The goal of this exploratory project is to investigate the novel hypothesis that increased blood vessel stiffness, which accompanies aging and atherosclerosis progression, contribute to endothelial cell dysfunction. It is now well-known that in vivo, the intimal and medial layers of aged and atherosclerotic vessels tend to be less compliant than younger, healthy vessels. Moreover, it has been shown that arterial elasticity is an independent predictor of cardiovascular mortality in patients over 70 years of age, and those with hypertension and diabetes mellitus. While the macro-mechanical properties of the vessel are well characterized, little is known about how increased matrix stiffness affects the cells within the vessel wall. Specifically, it is unknown whether vessel wall stiffness could actively promote disease progression at the cellular level. We will fabricate engineered substrates that are tuned to mimic the stiffness of healthy and atherosclerotic vessels to investigate endothelial cell-specific responses to matrix stiffness. This project is organized around three specific aims.
Aim 1 : Determine the effects of matrix elasticity on flow-mediated endothelial cell morphological changes, cytoskeletal rearrangement, integrin adhesion and permeability. In this aim, we will investigate endothelial cell realignment and shape, cytoskeletal rearrangement, integrin activation and monolayer permeability on varying stiffness substrates to test the hypothesis that changes in substrate mechanics alters endothelial cell morphology, focal adhesion formation, and junctional integrity.
Aim 2 : Investigate the effect of matrix elasticity on ICAM-1 and E-selectin expression and localization and monocyte adhesion in normal and disturbed flow conditions. In this aim, we will test the hypothesis that stiffer matrices, mimicking those of atherosclerotic vessels, will augment the response of endothelial cells to the inflammatory cytokine, TNF-a, causing increased expression of ICAM-1 and E-selectin, increased monocyte adhesion, and increased permeability.
Aim 3 : To investigate endothelial cell junctional structure and cell orientation in vivo in mice as a function of age and vessel stiffness.

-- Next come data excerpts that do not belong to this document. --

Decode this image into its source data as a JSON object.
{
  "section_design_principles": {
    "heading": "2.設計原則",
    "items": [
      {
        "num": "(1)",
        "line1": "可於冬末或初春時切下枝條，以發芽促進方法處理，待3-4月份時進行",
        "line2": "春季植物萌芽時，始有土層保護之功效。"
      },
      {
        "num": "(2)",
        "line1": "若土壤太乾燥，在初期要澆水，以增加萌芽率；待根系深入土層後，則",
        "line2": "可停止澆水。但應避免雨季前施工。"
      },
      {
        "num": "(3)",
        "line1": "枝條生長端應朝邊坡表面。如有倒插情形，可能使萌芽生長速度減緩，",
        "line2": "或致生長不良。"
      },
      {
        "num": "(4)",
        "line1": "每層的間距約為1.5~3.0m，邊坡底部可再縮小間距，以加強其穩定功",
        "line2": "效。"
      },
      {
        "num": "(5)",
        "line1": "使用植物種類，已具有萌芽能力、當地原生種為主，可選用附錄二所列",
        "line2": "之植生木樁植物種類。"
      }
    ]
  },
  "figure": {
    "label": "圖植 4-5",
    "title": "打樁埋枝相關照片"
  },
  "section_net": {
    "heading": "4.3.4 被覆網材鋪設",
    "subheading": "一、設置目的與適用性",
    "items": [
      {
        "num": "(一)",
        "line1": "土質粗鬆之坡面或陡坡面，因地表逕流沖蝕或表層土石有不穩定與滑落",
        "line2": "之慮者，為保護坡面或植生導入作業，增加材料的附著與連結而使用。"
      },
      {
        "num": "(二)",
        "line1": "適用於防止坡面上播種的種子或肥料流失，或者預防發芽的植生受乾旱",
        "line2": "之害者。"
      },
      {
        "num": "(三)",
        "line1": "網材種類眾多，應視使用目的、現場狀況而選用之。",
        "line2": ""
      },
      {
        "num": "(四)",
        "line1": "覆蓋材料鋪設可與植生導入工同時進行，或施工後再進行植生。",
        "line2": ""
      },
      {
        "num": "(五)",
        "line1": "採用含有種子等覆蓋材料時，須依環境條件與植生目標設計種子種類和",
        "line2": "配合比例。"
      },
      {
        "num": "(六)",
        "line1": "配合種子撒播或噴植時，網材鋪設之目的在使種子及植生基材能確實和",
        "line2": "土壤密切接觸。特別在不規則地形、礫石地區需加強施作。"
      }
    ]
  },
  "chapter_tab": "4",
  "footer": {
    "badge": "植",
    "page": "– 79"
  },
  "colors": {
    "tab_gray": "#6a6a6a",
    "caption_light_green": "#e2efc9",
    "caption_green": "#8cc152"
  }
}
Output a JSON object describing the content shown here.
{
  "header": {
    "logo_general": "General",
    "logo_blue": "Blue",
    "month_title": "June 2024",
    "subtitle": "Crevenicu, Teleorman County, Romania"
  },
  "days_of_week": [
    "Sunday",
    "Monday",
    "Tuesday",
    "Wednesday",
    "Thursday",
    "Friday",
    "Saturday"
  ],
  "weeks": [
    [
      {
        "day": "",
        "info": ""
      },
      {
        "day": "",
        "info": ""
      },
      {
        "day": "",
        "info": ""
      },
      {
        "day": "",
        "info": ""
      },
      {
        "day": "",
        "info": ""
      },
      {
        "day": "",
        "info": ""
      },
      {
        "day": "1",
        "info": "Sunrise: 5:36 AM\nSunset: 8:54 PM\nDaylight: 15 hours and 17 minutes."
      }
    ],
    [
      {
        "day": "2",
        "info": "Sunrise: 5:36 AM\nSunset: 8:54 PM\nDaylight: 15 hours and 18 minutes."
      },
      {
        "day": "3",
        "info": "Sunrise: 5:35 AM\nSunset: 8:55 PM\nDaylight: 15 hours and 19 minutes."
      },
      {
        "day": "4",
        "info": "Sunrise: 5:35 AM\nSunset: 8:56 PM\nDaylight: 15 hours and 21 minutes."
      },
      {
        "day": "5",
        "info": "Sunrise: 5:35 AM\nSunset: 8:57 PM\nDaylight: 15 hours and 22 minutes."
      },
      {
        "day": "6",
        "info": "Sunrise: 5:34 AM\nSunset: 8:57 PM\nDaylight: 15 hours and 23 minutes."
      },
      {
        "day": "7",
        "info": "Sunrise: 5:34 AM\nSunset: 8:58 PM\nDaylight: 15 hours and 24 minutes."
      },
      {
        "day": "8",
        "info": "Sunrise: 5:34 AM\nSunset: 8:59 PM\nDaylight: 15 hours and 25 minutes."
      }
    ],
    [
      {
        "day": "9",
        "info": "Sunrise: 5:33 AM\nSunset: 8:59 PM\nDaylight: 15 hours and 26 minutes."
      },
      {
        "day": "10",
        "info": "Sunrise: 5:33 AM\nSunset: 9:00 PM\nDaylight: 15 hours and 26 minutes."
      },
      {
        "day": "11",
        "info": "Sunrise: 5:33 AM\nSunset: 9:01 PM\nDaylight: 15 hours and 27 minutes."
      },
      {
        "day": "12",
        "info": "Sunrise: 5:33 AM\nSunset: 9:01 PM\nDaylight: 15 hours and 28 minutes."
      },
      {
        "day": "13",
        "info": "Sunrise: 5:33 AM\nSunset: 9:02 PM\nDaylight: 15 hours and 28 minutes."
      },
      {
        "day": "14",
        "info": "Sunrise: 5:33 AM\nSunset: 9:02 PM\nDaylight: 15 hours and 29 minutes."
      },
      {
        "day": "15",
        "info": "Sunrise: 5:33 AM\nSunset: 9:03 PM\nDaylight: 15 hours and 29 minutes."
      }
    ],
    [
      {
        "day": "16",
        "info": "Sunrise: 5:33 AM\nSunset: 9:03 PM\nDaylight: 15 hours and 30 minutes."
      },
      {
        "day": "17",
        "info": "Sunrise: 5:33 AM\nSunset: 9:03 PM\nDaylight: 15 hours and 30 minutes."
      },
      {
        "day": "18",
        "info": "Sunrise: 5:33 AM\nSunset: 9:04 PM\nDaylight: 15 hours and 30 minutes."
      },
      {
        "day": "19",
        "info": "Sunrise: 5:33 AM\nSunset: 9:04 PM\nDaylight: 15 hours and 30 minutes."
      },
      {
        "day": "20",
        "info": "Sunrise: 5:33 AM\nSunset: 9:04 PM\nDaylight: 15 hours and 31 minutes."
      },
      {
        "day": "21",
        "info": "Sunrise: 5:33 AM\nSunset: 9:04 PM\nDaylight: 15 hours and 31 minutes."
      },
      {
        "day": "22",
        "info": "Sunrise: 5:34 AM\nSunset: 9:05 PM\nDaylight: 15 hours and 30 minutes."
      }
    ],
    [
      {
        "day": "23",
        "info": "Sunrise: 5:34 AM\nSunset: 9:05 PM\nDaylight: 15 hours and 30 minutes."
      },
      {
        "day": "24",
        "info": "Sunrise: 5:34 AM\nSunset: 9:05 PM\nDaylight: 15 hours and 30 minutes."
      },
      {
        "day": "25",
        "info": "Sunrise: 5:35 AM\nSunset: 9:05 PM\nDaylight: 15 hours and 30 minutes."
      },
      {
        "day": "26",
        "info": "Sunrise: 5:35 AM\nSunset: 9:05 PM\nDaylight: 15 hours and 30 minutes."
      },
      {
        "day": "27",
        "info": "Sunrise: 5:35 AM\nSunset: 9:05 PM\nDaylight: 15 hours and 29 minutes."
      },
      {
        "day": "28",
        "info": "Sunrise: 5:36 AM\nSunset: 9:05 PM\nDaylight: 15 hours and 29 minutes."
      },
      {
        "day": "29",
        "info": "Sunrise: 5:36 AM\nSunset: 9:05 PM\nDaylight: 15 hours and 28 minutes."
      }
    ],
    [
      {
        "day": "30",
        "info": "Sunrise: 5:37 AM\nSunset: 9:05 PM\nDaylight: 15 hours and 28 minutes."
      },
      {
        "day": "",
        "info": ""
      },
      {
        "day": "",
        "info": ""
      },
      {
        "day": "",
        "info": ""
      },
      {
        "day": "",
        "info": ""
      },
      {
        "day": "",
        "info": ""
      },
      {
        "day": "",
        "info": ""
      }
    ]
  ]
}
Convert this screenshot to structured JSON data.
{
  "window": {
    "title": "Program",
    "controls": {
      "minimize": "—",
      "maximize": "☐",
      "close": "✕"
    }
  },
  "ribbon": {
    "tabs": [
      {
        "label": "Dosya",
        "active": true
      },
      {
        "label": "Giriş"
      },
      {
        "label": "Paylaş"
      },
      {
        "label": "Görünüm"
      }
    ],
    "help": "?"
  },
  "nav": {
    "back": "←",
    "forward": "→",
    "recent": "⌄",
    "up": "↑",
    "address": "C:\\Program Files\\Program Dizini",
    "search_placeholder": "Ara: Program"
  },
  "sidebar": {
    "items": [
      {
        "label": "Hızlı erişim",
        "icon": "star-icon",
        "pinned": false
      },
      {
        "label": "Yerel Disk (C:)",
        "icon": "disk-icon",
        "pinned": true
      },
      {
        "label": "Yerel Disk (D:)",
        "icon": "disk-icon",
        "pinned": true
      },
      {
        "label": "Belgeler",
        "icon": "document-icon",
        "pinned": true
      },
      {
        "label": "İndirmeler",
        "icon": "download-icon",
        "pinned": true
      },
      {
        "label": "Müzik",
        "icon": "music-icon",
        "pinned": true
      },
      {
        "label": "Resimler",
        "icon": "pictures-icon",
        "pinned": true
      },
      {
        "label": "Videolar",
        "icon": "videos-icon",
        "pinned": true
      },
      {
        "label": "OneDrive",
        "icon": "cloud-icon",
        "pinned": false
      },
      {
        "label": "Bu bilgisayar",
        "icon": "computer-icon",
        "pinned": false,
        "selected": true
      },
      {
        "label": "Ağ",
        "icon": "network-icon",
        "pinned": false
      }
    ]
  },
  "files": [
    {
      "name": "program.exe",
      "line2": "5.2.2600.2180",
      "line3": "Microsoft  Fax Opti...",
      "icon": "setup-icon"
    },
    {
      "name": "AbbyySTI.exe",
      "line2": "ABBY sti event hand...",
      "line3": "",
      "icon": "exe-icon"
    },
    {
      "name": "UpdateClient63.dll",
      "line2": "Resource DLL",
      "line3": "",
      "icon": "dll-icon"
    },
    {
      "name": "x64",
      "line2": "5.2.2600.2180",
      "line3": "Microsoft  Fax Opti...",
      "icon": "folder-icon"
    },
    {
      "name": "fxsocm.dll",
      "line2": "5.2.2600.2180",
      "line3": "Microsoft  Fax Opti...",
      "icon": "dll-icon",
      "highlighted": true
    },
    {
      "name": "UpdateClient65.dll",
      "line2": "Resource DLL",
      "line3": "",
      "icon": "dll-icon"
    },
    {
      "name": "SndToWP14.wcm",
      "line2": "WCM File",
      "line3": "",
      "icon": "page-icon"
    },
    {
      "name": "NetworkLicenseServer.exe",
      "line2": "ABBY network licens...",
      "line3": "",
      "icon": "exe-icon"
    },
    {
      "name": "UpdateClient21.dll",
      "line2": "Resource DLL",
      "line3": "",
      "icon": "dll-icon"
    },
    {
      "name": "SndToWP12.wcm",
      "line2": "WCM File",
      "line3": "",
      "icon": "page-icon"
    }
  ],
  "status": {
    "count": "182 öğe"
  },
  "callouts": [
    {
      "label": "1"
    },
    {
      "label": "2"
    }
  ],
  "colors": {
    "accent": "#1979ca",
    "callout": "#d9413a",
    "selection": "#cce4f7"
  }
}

In this aim, we will use two-photon microscopy, a state-of-the-art imaging modality that can image several millimeters deep into tissue, to visualize the 3D localization of endothelial cell junctional proteins and endothelial cell morphology in intact arteries as a function of age. Because two-photon microscopy restricts excitation to a femtoliter focal volume and has the ability to penetrate into tissues without dissection of the tissue, we will be able to precisely image junctional structures without the confounding effects of out-of- plane fluorescence and with only minimal manipulation of the vessel.
This aim will provide the first 3D reconstructions of the endothelium of intact arteries as a function of age. Moreover, it will validate the results we obtain in Aims 1 and 2 in an in vivo model. Together, this work will elucidate how changes in the stiffness of the basement membrane of the endothelium affects endothelial cell function, with the goal of identifying novel therapeutic targets to prevent the cells'response to vessel stiffness.
During aging and atherosclerosis progression, blood vessels stiffen. While this stiffening has been of intense interest at the organ level, because it results in increased load on the heart, the effect of increased wall stiffness at the cellular level has largely been ignored. This proposal will investigate the effects of increased vessel stiffness on the endothelium, the first mediator in the development of atherosclerosis, in order to identify treatments to prevent aberrant cell behavior and the progression of atherosclerosis.